Atadan Miras Kalan 'Kayıp Servet': Türkiye'nin En Uzun Soluklu İhlallerinden Biri...

Abone ol

Balçova’da 55 yıl önce gecekondulaşmanın önüne geçilmesi için belediyenin satışa çıkardığı arsaları satın alan 5 bin kişi mağdur edildi. Kimi tapu alıp imar alamayan kimi makbuzu olduğu halde tapu alamayan mağdurların birçoğu, hak kayıplarının giderildiğini görmeden yaşama gözlerini yumdu. Balçova arsa mağduriyeti, ikinci ve üçüncü kuşaklara devrolan bir miras olarak kalırken, mağdurlar ranta kurban gitmemek için sorunlarının giderilmesini istiyor.

İzmir'in Balçova ilçesindeki arsa mağdurları, Türkiye tarihinin en uzun soluklu hak ihlallerinden birine karşı üç kuşaktır adalet mücadelelerini sürdürüyor. Yaklaşık 5 bin kişi ilk elden mağdur edilirken, sorun 55 yıldır çözülmediği için mağdur sayısının yıllar içinde 2 kat arttığı belirtiliyor. Mağdurlar, sorunlarının çözüldüğünü görmeden hayatını kaybederken, arsa mağdurlarının çocukları ve torunları büyüklerinden miras kalan bu sorunla mücadele ediyor. Bölgede ciddi bir rantın da döndüğünü belirten arsa mağdurları, sorunlarının ivedilikle giderilmesini talep ediyor.

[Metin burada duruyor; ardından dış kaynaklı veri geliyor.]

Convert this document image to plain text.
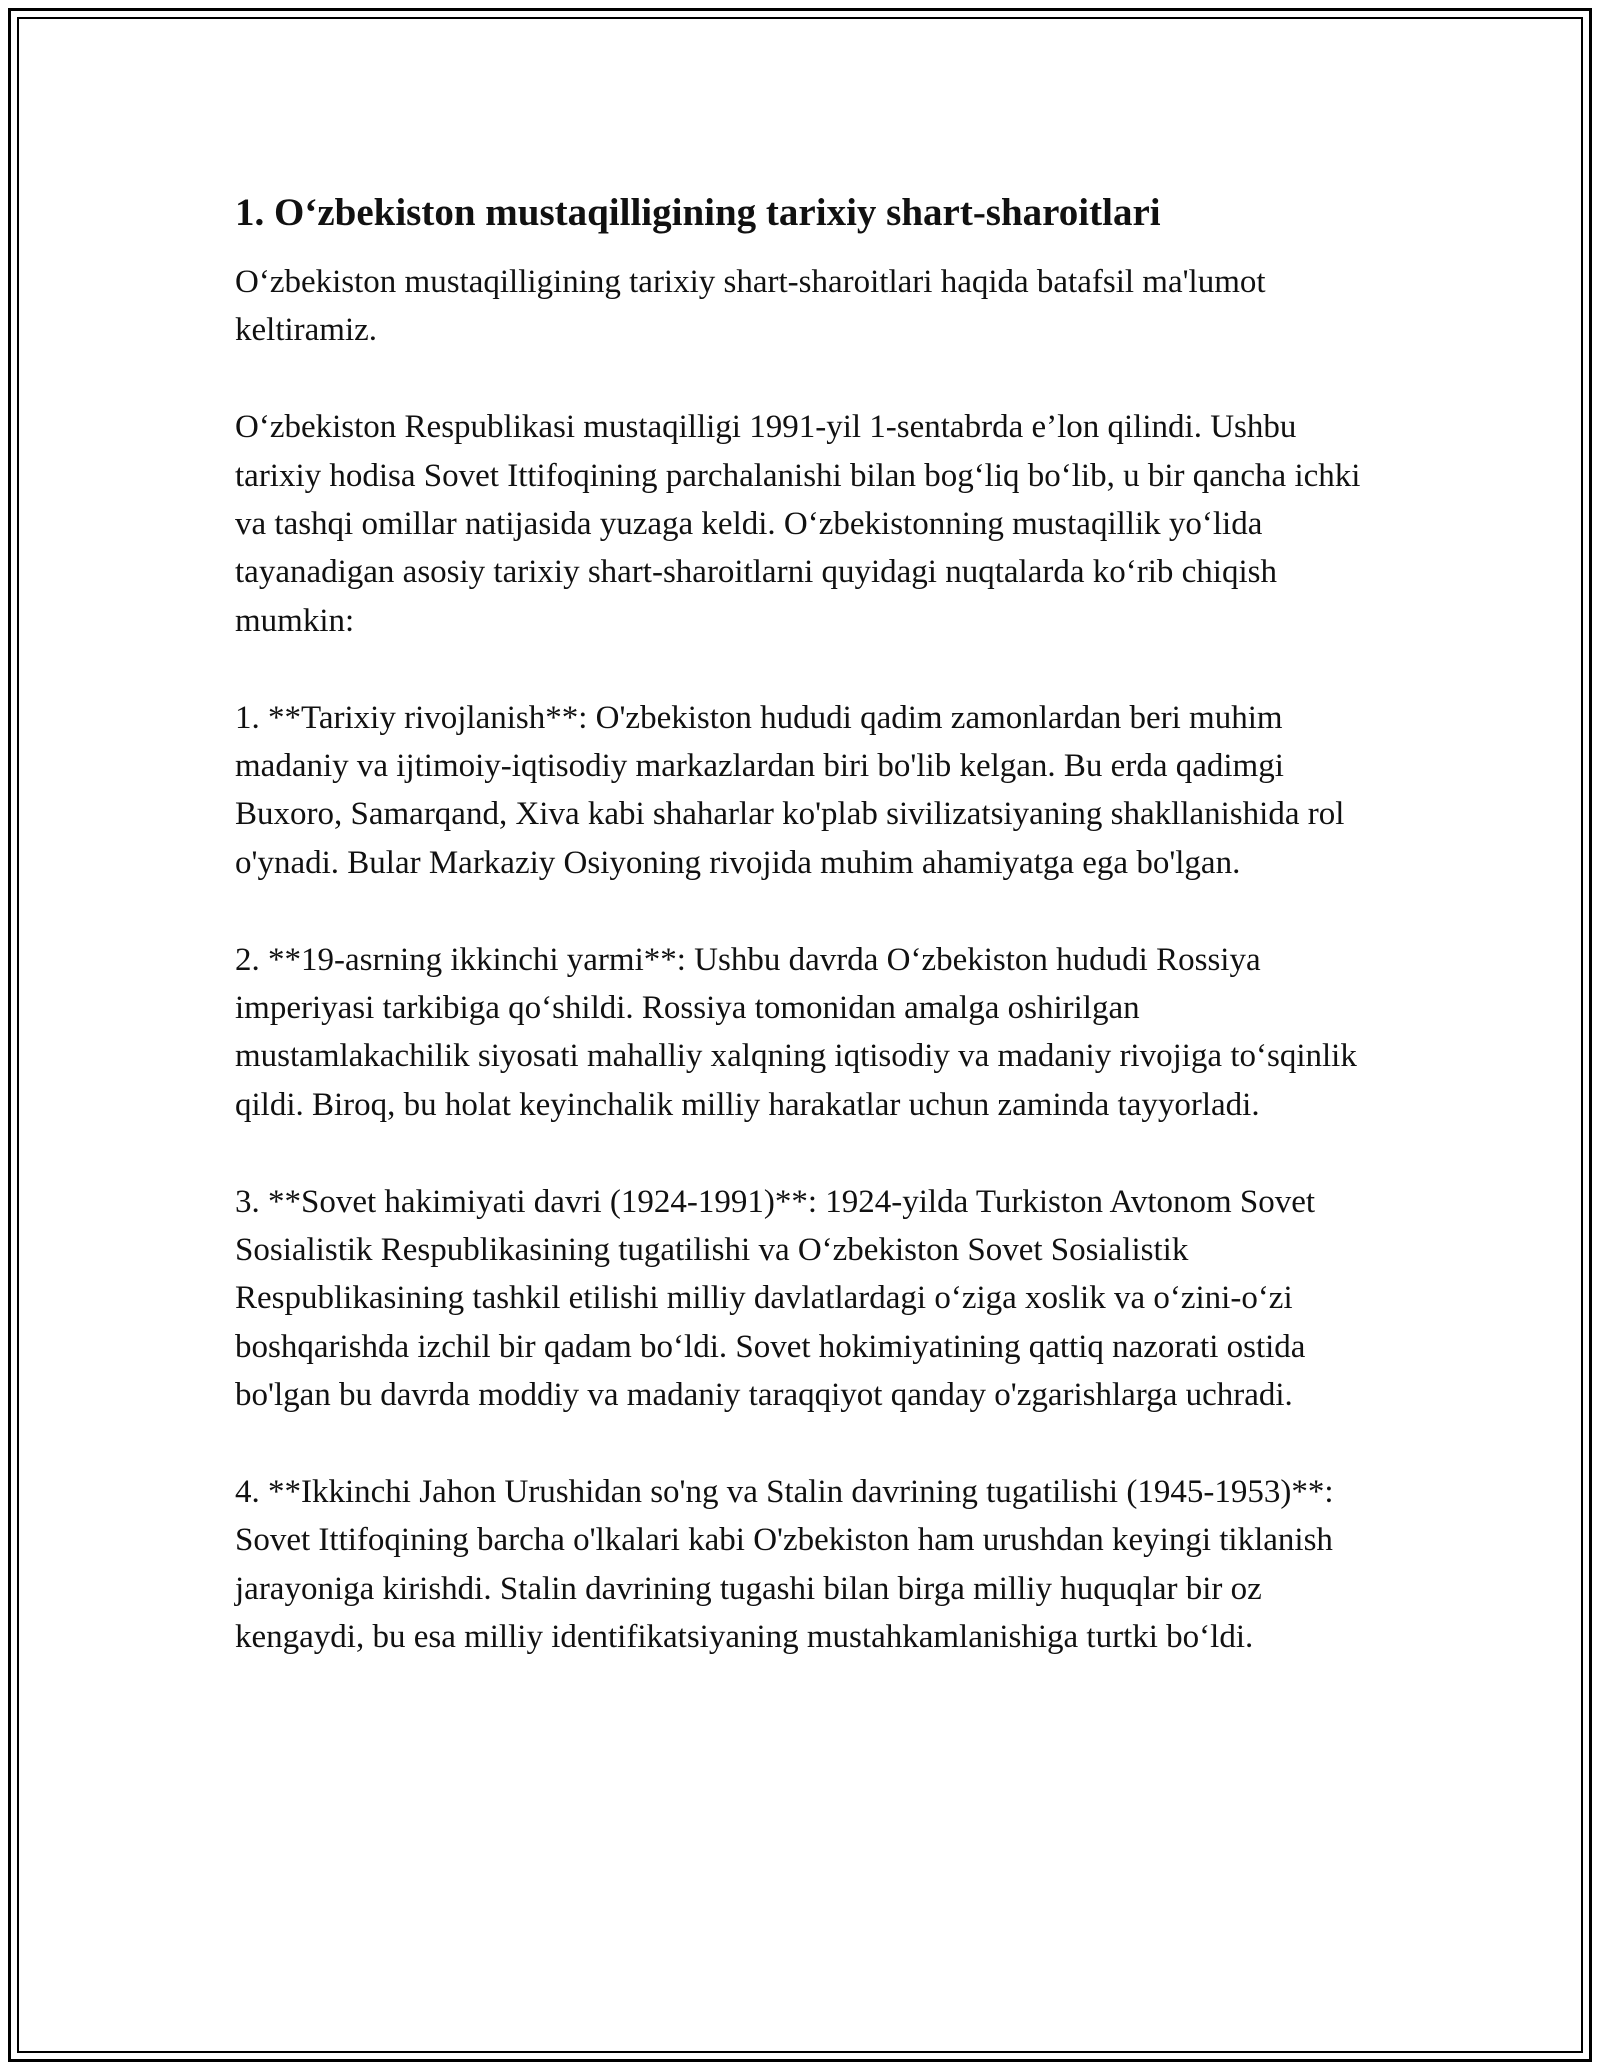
1. O‘zbekiston mustaqilligining tarixiy shart-sharoitlari

O‘zbekiston mustaqilligining tarixiy shart-sharoitlari haqida batafsil ma'lumot keltiramiz.

O‘zbekiston Respublikasi mustaqilligi 1991-yil 1-sentabrda e’lon qilindi. Ushbu tarixiy hodisa Sovet Ittifoqining parchalanishi bilan bog‘liq bo‘lib, u bir qancha ichki va tashqi omillar natijasida yuzaga keldi. O‘zbekistonning mustaqillik yo‘lida tayanadigan asosiy tarixiy shart-sharoitlarni quyidagi nuqtalarda ko‘rib chiqish mumkin:

1. **Tarixiy rivojlanish**: O'zbekiston hududi qadim zamonlardan beri muhim madaniy va ijtimoiy-iqtisodiy markazlardan biri bo'lib kelgan. Bu erda qadimgi Buxoro, Samarqand, Xiva kabi shaharlar ko'plab sivilizatsiyaning shakllanishida rol o'ynadi. Bular Markaziy Osiyoning rivojida muhim ahamiyatga ega bo'lgan.

2. **19-asrning ikkinchi yarmi**: Ushbu davrda O‘zbekiston hududi Rossiya imperiyasi tarkibiga qo‘shildi. Rossiya tomonidan amalga oshirilgan mustamlakachilik siyosati mahalliy xalqning iqtisodiy va madaniy rivojiga to‘sqinlik qildi. Biroq, bu holat keyinchalik milliy harakatlar uchun zaminda tayyorladi.

3. **Sovet hakimiyati davri (1924-1991)**: 1924-yilda Turkiston Avtonom Sovet Sosialistik Respublikasining tugatilishi va O‘zbekiston Sovet Sosialistik Respublikasining tashkil etilishi milliy davlatlardagi o‘ziga xoslik va o‘zini-o‘zi boshqarishda izchil bir qadam bo‘ldi. Sovet hokimiyatining qattiq nazorati ostida bo'lgan bu davrda moddiy va madaniy taraqqiyot qanday o'zgarishlarga uchradi.

4. **Ikkinchi Jahon Urushidan so'ng va Stalin davrining tugatilishi (1945-1953)**: Sovet Ittifoqining barcha o'lkalari kabi O'zbekiston ham urushdan keyingi tiklanish jarayoniga kirishdi. Stalin davrining tugashi bilan birga milliy huquqlar bir oz kengaydi, bu esa milliy identifikatsiyaning mustahkamlanishiga turtki bo‘ldi.
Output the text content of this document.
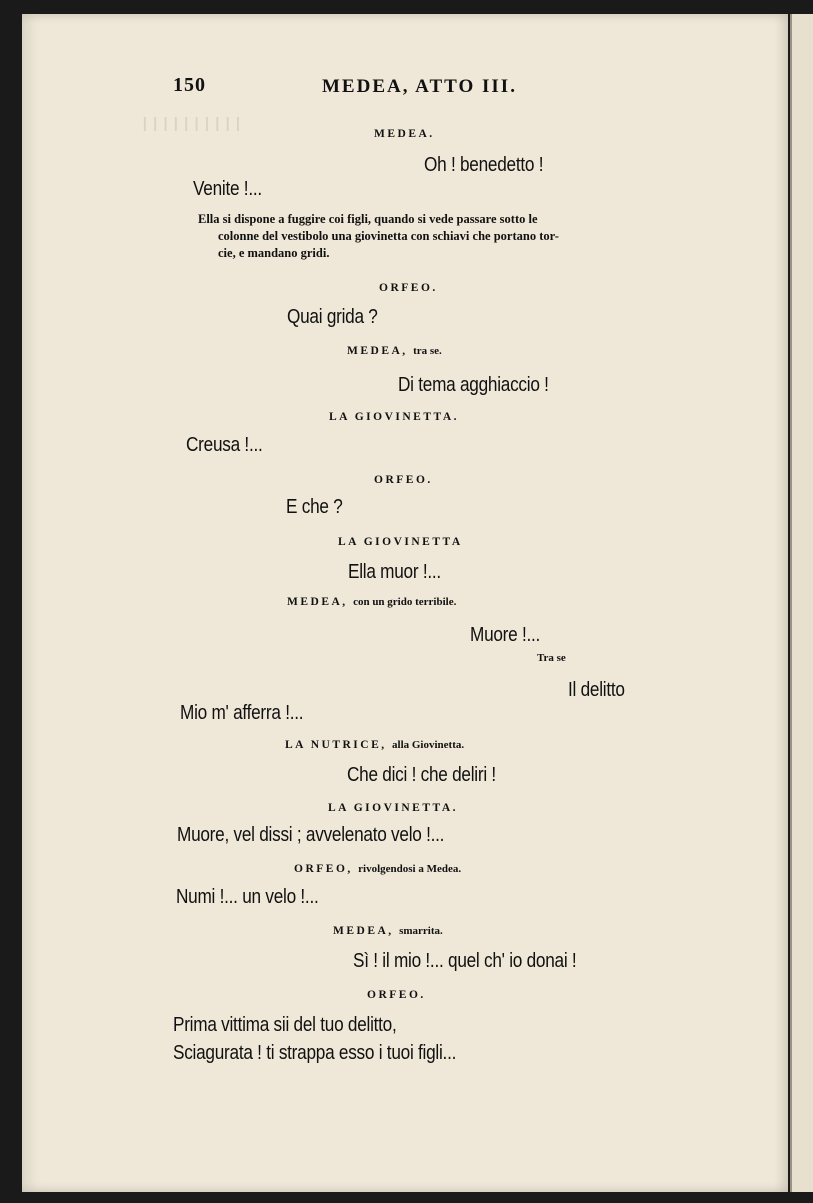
ⵏ ⵏ ⵏ ⵏ ⵏ ⵏ ⵏ ⵏ ⵏ ⵏ
150	MEDEA, ATTO III.
MEDEA.
Oh ! benedetto !
Venite !...
Ella si dispone a fuggire coi figli, quando si vede passare sotto le
colonne del vestibolo una giovinetta con schiavi che portano tor-
cie, e mandano gridi.
ORFEO.
Quai grida ?
MEDEA, tra se.
Di tema agghiaccio !
LA GIOVINETTA.
Creusa !...
ORFEO.
E che ?
LA GIOVINETTA
Ella muor !...
MEDEA, con un grido terribile.
Muore !...
Tra se
Il delitto
Mio m' afferra !...
LA NUTRICE, alla Giovinetta.
Che dici ! che deliri !
LA GIOVINETTA.
Muore, vel dissi ; avvelenato velo !...
ORFEO, rivolgendosi a Medea.
Numi !... un velo !...
MEDEA, smarrita.
Sì ! il mio !... quel ch' io donai !
ORFEO.
Prima vittima sii del tuo delitto,
Sciagurata ! ti strappa esso i tuoi figli...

İzmir’in Balçova ilçesinin Adalet Partili (AP) Belediye Başkanı Ercüment Uysal döneminde, kaçak yapılaşmayı önleme projesi kapsamında 1969 yılında hazineden 1187 parsel arsa satın alıyor. Belediye, satın aldığı taşınmazların arsa tahsislerini yapınca 350 bin metrekarelik alanı parsellere ayırarak satışa çıkartıyor. Arsalar, metrekaresi 10 liradan, 300 metrekare halinde satılıyor. Bu arsalar noter kura çekimi sonucu, tapuda parselasyonları tescil edilerek bin 53 kişiye veriliyor.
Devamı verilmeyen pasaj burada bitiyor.